The comparison is not far off – Scholes was another player who, at his peak, could be both a playmaker and a goal poacher – and it is backed up by statistics. Van de Beek notched the most shots from inside the penalty area of all central midfielders – sixes, eights or otherwise – who were playing regularly in the Eredivisie last season, with roughly one attempt from inside the box every half.
The relative strengths of the leagues must be taken into account but no United player matched that. In fact, United took a greater proportion of their shot from long range than any other Premier League side last season. For a manager who is constantly preaching the importance of scoring ‘scruffy goals’ – for a former striker of Solskjaer’s old poaching instincts, no less – that is surprising.

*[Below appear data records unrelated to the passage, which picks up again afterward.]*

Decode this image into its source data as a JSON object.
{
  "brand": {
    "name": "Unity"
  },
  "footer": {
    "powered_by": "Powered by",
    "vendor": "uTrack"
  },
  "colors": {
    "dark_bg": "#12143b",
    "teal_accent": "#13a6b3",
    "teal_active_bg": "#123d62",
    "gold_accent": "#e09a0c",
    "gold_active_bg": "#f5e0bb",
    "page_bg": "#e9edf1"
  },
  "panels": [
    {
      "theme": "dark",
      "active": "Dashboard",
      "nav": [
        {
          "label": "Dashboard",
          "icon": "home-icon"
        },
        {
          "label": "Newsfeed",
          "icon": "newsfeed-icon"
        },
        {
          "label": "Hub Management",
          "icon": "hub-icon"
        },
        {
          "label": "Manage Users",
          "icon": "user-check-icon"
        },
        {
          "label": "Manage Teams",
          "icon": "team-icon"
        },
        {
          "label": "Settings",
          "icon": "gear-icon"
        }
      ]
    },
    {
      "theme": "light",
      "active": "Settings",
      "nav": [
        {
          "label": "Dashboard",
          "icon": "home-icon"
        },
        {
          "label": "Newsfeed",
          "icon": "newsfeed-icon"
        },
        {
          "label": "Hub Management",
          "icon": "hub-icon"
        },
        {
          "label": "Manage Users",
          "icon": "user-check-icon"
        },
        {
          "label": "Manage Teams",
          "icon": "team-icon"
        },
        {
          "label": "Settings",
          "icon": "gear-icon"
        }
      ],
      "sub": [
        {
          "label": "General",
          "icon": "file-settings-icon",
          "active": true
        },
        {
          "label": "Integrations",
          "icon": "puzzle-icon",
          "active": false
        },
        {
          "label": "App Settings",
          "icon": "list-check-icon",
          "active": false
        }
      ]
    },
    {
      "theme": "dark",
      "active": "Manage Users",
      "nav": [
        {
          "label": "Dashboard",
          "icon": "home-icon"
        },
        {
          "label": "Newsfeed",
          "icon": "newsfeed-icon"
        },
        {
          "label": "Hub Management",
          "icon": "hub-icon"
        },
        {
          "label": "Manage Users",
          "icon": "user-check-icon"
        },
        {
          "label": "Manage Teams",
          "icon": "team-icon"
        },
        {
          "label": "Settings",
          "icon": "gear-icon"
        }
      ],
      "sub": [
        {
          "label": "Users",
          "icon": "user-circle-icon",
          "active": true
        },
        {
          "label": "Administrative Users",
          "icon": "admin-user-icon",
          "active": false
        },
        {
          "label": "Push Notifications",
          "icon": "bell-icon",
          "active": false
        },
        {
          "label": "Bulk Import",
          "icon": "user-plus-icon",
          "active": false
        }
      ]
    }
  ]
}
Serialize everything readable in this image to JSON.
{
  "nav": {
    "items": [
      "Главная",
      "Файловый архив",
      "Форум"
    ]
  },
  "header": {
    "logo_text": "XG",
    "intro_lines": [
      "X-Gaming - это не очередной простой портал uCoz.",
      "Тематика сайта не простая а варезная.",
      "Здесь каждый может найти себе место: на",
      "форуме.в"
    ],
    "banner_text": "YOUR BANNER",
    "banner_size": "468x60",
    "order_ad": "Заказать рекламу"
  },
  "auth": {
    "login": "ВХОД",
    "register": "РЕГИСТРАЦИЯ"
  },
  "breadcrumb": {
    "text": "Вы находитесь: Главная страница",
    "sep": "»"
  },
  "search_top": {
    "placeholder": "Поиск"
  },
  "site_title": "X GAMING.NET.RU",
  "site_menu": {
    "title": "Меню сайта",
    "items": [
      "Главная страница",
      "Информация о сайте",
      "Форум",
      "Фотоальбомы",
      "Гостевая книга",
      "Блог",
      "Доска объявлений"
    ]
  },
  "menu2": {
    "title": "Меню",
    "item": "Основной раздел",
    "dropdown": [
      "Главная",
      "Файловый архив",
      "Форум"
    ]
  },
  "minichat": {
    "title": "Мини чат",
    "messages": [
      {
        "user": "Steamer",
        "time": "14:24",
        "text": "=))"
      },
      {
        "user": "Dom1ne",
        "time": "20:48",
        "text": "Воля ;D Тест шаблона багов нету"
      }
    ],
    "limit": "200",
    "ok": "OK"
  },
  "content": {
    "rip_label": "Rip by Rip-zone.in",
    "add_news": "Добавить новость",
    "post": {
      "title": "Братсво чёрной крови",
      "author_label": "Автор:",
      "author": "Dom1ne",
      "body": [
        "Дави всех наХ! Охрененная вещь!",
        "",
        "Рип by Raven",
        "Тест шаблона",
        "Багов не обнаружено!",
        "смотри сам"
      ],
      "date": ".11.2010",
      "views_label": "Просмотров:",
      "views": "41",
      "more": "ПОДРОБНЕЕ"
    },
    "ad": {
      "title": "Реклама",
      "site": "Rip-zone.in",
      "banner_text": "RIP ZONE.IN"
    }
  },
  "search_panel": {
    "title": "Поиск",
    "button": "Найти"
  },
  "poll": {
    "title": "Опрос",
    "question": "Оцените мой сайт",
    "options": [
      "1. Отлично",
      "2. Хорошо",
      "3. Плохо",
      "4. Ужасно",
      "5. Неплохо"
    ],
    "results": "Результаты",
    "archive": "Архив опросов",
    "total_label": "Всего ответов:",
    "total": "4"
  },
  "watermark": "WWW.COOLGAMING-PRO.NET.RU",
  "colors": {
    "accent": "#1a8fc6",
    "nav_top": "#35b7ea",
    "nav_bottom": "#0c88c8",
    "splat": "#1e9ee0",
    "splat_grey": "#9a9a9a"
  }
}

For United to bring in a midfielder who will hunt for close-range opportunities suddenly makes a lot of sense. Van de Beek could well be that player, but not if he is merely used as either cover or a defensive foil for Pogba and Fernandes. And then, even if Solskjaer finds a way to fit them all together – whatever the combination, whoever is tasked with being the most cautious and conservative – one of the three will always be in an unnatural role. The midfield balance could be easily lost.
How to get the best out of Van de Beek without sacrificing Pogba or Fernandes? It is a puzzle that could define the short-term success of United’s only new signing. The visit of Crystal Palace to Old Trafford on Saturday could see Solskjaer’s first attempt at a solution.